Kleine Bücher mit dem gewissen Etwas

Ein Buch muss nicht immer hunderte von Seiten haben um die Leser zu begeistern, es reichen oft auch nur ein paar, aber diese haben es dann in sich.

Genau um diese dünnen, oft unscheinbaren Büchern geht es heute.

Den Anfang macht das Archiv der vergessenen Träume, von Christina Terle, erschienen im Books on Demand Verlag.

Dieses 80 Seiten starke Werk mag auf den ersten Blick wie ein Kinderbuch erscheinen, aber es steckt viel mehr dahinter. Es ist eine Geschichte mit Kindern für Erwachsene.

Zwei Kinder betreten ein verlassenes Haus und werden dort sehnsüchtig von einem Pinguin erwartet, der ihnen einen wichtigen Auftrag aufgibt: sie müssen drei Menschen davon überzeugen, ihren Lebenstraum wieder aufzunehmen. Wenn sie es nicht schaffen, wird das Archiv bald voll sein und die Träume verschwinden von dieser Welt und niemand wird mehr einen Lebenstraum haben.

Es gibt den Spruch: Träume nicht dein Leben, sondern lebe deinen Traum. Genau dieser Satz ist mir beim Lesen dieses Buches wieder eingefallen. Wenn ich mir vorstelle, welche Träume ich als Teenager hatte…. Und was ich davon verwirklicht habe… Der Anteil ist leider sehr gering. Darum beneide ich richtig jeden Menschen, der einen Traum hat, ihn verfolgt und auch lebt. Ein Hoch auf die Träume!

Im zweiten Buch macht der Autor Jens-Uwe Sommerschuh mit uns eine Reise.

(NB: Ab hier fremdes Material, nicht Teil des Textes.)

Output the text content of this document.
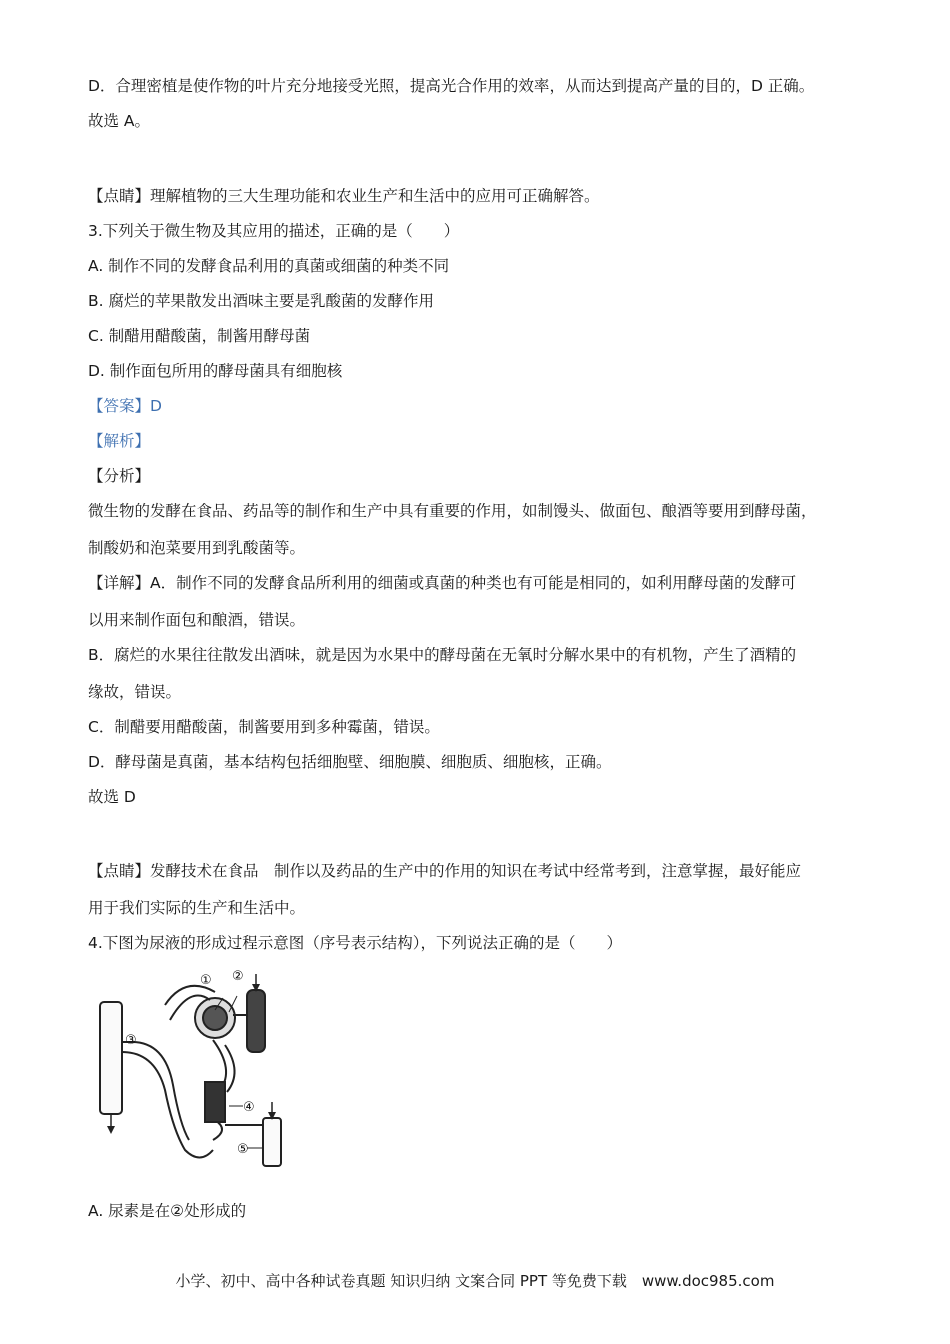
D．合理密植是使作物的叶片充分地接受光照，提高光合作用的效率，从而达到提高产量的目的，D 正确。

故选 A。

【点睛】理解植物的三大生理功能和农业生产和生活中的应用可正确解答。

3.下列关于微生物及其应用的描述，正确的是（　　）

A. 制作不同的发酵食品利用的真菌或细菌的种类不同

B. 腐烂的苹果散发出酒味主要是乳酸菌的发酵作用

C. 制醋用醋酸菌，制酱用酵母菌

D. 制作面包所用的酵母菌具有细胞核

【答案】D

【解析】

【分析】

微生物的发酵在食品、药品等的制作和生产中具有重要的作用，如制馒头、做面包、酿酒等要用到酵母菌，

制酸奶和泡菜要用到乳酸菌等。

【详解】A．制作不同的发酵食品所利用的细菌或真菌的种类也有可能是相同的，如利用酵母菌的发酵可

以用来制作面包和酿酒，错误。

B．腐烂的水果往往散发出酒味，就是因为水果中的酵母菌在无氧时分解水果中的有机物，产生了酒精的

缘故，错误。

C．制醋要用醋酸菌，制酱要用到多种霉菌，错误。

D．酵母菌是真菌，基本结构包括细胞壁、细胞膜、细胞质、细胞核，正确。

故选 D

【点睛】发酵技术在食品　制作以及药品的生产中的作用的知识在考试中经常考到，注意掌握，最好能应

用于我们实际的生产和生活中。

4.下图为尿液的形成过程示意图（序号表示结构），下列说法正确的是（　　）

① ②
③
④
⑤

A. 尿素是在②处形成的

小学、初中、高中各种试卷真题 知识归纳 文案合同 PPT 等免费下载　www.doc985.com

In Das erste Buch Vivaldi – Verkaterte Kolumnen aus dem Elbtal bei Dresden, erschienen im Zwiebook Verlag, führen seine Geschichte uns durch halb Europa.

Zwischen Alltagsleben und Urlaubsfeeling, der Kater ist dabei. Er gibt durch seine Anwesenheit den Geschichten eine bestimmte Note und lassen sie dadurch in einem anderen Licht erscheinen.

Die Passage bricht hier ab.